大きな屋敷で長い時を彼女は一人、住んでいた
気が遠くなるほどの時間を。
しかし、寂しくはなかった。
いつも、誰かが彼女の助力を求めにやってきていたから。

しかし、その屋敷にいつしか一人加わる事になる。


魔女はその日の朝、いつものように近くの新緑の森に薬草を取りにきていた。
草にかかった朝露に、ゆったりとした衣服のすそを濡らしながら
魔女は森の奥へと進んでいった。

「?」

青い朝靄を伴い、より神秘的な風合いを持つ森の奥から、
不意に、この場所に不似合いな音が聴こえてきた。

(音、ではないわね・・・。
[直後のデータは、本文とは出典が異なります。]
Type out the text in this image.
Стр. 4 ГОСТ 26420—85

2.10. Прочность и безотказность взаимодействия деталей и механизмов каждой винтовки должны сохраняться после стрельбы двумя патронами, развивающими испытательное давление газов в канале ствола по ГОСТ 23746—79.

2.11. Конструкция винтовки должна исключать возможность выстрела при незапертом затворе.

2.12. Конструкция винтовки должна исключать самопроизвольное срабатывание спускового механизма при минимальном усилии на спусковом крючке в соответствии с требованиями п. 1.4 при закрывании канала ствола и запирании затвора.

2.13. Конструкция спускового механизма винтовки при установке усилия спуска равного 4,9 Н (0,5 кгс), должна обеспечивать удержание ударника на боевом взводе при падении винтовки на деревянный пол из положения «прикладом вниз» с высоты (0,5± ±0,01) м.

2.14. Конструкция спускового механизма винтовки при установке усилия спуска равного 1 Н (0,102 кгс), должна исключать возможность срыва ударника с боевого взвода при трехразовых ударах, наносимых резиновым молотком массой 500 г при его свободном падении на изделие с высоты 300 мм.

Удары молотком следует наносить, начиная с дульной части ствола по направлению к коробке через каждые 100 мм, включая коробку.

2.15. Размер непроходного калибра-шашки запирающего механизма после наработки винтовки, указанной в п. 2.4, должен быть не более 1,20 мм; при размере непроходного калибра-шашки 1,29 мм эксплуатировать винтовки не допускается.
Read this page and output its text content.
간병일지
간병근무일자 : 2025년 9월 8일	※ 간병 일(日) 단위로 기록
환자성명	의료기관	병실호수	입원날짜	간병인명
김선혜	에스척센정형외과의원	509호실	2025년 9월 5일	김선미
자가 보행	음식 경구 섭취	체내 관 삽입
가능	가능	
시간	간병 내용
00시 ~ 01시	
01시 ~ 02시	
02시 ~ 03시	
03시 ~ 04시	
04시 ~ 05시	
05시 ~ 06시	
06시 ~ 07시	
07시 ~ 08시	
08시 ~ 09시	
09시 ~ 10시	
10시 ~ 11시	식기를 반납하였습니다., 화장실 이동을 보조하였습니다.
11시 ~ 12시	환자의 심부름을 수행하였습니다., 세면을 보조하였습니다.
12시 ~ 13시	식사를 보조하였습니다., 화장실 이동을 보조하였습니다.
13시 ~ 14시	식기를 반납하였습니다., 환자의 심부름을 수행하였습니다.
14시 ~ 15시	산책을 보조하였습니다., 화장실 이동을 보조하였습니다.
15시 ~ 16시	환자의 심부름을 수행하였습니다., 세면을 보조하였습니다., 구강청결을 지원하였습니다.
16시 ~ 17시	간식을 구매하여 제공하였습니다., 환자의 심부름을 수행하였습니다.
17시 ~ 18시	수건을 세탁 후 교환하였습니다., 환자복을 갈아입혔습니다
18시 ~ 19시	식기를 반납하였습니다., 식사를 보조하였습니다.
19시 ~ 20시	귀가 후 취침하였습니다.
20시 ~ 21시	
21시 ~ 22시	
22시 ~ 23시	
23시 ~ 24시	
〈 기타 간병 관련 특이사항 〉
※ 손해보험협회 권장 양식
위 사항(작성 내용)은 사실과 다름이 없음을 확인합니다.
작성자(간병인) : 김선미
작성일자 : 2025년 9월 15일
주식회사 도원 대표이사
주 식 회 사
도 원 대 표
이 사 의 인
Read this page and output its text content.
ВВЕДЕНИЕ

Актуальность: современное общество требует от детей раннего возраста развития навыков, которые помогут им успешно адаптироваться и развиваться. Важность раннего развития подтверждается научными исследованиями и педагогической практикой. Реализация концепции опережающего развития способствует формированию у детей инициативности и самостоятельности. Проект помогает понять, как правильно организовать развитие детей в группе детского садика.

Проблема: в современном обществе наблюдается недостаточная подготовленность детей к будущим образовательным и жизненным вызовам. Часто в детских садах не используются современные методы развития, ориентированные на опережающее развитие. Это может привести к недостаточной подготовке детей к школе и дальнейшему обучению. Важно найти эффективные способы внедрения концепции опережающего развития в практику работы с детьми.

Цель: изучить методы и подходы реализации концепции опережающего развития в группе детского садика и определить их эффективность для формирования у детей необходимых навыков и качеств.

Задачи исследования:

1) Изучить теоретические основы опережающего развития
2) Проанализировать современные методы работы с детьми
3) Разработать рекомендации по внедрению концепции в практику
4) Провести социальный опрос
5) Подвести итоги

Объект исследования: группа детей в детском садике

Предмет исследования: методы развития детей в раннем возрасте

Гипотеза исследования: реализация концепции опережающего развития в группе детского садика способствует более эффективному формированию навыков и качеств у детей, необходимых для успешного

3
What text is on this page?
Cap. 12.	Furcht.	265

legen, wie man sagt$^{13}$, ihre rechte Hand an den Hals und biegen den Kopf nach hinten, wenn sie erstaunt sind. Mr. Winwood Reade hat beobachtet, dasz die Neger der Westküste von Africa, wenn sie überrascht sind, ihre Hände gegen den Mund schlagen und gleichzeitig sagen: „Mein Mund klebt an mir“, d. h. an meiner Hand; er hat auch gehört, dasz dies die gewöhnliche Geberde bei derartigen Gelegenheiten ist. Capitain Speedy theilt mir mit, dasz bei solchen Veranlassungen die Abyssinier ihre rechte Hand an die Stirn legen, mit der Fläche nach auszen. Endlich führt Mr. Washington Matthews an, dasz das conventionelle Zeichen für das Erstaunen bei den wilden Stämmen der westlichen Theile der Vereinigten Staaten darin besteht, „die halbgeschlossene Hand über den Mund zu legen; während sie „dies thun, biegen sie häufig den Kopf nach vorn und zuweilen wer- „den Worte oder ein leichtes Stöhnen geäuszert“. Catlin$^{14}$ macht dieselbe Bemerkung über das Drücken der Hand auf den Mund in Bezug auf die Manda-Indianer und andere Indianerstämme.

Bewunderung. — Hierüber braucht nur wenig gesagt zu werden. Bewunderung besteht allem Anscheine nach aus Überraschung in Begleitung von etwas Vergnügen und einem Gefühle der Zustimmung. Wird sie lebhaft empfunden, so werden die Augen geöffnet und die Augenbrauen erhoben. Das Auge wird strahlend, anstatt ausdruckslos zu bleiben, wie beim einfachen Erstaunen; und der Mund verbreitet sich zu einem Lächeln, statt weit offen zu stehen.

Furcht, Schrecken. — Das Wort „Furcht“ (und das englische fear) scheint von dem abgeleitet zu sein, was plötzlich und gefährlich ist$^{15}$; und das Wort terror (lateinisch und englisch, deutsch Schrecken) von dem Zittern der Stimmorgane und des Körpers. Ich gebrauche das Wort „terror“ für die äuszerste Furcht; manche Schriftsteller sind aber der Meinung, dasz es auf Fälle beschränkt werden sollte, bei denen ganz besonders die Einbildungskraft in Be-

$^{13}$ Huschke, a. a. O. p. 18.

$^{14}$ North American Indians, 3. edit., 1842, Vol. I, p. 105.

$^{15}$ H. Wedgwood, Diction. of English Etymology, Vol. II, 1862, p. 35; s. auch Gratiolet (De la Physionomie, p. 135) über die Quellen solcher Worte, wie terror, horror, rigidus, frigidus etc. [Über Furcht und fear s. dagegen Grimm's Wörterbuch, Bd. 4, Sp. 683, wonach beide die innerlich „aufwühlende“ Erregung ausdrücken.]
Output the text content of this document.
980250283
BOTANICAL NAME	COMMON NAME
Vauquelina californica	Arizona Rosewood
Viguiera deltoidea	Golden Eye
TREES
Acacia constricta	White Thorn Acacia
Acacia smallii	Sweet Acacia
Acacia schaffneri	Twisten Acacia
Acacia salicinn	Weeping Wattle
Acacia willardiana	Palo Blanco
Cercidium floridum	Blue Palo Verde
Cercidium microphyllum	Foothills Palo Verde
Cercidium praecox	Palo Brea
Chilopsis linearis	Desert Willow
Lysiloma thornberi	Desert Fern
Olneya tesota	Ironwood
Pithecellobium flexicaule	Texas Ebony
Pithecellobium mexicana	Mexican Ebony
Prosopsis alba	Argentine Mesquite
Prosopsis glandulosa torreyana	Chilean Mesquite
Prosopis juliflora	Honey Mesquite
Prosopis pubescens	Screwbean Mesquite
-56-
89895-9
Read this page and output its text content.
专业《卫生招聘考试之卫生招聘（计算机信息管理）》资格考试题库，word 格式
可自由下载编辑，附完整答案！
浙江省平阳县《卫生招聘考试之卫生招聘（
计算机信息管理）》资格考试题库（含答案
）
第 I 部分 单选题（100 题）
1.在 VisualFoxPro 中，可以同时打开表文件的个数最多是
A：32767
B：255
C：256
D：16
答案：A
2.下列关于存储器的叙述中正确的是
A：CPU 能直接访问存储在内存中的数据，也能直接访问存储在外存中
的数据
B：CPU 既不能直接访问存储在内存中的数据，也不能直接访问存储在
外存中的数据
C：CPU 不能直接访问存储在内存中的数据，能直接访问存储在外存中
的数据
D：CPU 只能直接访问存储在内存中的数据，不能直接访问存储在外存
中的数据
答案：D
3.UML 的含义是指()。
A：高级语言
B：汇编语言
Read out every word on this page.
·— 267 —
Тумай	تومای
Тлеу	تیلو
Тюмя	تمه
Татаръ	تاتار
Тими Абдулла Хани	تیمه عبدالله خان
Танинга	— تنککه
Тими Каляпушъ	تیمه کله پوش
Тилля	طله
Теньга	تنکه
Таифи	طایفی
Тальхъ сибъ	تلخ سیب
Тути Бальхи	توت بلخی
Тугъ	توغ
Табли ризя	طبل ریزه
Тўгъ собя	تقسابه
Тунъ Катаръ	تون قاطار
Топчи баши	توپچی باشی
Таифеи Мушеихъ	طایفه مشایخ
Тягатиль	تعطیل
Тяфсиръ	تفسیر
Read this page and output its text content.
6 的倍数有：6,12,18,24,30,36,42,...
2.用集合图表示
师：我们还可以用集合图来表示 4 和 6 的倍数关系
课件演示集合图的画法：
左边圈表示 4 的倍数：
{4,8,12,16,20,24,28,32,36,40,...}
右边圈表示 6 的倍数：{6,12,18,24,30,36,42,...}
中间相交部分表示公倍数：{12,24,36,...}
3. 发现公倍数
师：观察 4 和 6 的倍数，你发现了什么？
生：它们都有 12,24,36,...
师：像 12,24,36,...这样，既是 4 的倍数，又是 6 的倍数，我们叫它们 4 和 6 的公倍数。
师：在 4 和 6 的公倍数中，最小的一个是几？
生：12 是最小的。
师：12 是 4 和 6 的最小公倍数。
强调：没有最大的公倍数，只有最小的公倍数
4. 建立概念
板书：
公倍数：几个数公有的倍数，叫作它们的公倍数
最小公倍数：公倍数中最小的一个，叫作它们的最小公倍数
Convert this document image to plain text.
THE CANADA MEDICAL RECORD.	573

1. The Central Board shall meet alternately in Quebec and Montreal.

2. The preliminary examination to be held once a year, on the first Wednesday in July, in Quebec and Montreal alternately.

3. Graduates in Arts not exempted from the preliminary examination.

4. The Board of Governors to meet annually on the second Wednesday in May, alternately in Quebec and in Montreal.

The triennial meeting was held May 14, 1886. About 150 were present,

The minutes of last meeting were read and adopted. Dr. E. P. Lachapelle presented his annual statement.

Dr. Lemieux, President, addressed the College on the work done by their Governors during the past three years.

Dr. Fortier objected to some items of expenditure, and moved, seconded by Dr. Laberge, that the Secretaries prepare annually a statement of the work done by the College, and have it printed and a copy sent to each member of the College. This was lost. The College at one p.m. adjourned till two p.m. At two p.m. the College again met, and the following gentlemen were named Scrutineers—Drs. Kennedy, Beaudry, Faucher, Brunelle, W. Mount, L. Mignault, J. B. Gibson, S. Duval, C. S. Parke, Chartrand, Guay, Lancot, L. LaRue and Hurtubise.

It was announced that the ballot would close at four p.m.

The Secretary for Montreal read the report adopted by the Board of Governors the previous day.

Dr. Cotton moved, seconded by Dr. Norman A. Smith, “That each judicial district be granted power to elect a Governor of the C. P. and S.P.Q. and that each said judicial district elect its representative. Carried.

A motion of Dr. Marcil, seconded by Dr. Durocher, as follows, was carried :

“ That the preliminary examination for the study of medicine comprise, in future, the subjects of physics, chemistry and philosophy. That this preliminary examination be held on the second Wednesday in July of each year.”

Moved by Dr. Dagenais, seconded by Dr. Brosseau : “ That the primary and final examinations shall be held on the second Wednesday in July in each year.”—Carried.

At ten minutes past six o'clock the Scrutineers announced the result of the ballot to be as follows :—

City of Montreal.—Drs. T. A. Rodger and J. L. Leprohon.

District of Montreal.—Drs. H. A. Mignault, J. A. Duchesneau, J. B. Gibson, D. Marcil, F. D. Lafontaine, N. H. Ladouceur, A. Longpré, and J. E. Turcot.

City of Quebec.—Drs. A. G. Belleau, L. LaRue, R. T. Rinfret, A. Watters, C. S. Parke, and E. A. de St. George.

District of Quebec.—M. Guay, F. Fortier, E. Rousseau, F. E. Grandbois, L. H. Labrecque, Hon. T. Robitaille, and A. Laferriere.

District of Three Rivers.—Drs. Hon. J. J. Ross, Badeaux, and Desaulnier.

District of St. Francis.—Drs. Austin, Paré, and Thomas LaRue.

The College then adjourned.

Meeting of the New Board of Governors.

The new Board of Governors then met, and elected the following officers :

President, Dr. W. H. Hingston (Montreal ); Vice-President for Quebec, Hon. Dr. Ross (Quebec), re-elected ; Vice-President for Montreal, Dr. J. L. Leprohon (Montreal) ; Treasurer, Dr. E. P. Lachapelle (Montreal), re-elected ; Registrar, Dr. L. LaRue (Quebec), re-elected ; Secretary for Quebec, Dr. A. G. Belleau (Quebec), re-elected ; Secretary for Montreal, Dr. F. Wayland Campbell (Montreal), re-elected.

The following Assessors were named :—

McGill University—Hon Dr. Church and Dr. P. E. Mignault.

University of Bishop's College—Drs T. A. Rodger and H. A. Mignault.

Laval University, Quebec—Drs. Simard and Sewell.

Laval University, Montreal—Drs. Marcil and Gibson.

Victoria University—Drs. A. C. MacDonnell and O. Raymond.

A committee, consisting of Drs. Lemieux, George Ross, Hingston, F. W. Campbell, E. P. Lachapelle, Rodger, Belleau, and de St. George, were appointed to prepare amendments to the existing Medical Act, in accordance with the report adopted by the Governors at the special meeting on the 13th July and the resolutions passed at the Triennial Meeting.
これは、赤ん坊の泣き声?)

魔女はその泣き声の方へとゆっくりと進んでいった。
たどり着いたのは、森の奥にある小さな神殿。
この国の中でも僅かな者しか知らない、そして誰も住んでいない、
白亜色のそれはそれは小さな神殿。
それは辺りの青い大気に少しばかり染まっていた。

泣き声の主はその入り口にいた。薄汚れているが、暖かそうな毛布に包まって。
魔女は、微笑むかわりに、表情を曇らせた。
なぜならば、そこにいたのは赤ん坊だけではなかったからだ。
どこかの兵士らしき男が一人、
赤ん坊を守るようにして神殿の敷石の上で横たわっていた。
血に汚れた衣服を纏うその男は既に息はなかった。

この国には兵士などいない。
ましてやこんな陰惨な事など起きるはずがない。
魔女は悟った。

(これは異国の地の者・・・)

魔女は倒れた兵士を土に還し、赤ん坊をそっと腕に抱いた。
玉子ではなく、人間の体から生まれしその赤ん坊を。

そしてその赤ん坊はその魔女の元で育てられた。
幸せに満ちたこの国で。


・・・・何?起承転結が分からないって?いいんだよ、それで。

その赤ん坊はどうなったのかって?

ああ、今じゃ一児の母さ。そう、赤い髪の気の強い女だよ。

・・・・・おや、どうやら孫がきたようだねぇ。
その 『赤ん坊』の子がね・・・。

さて、迎えにいってやるかね。
この閉ざされた国と異国の魂を継ぐ子を。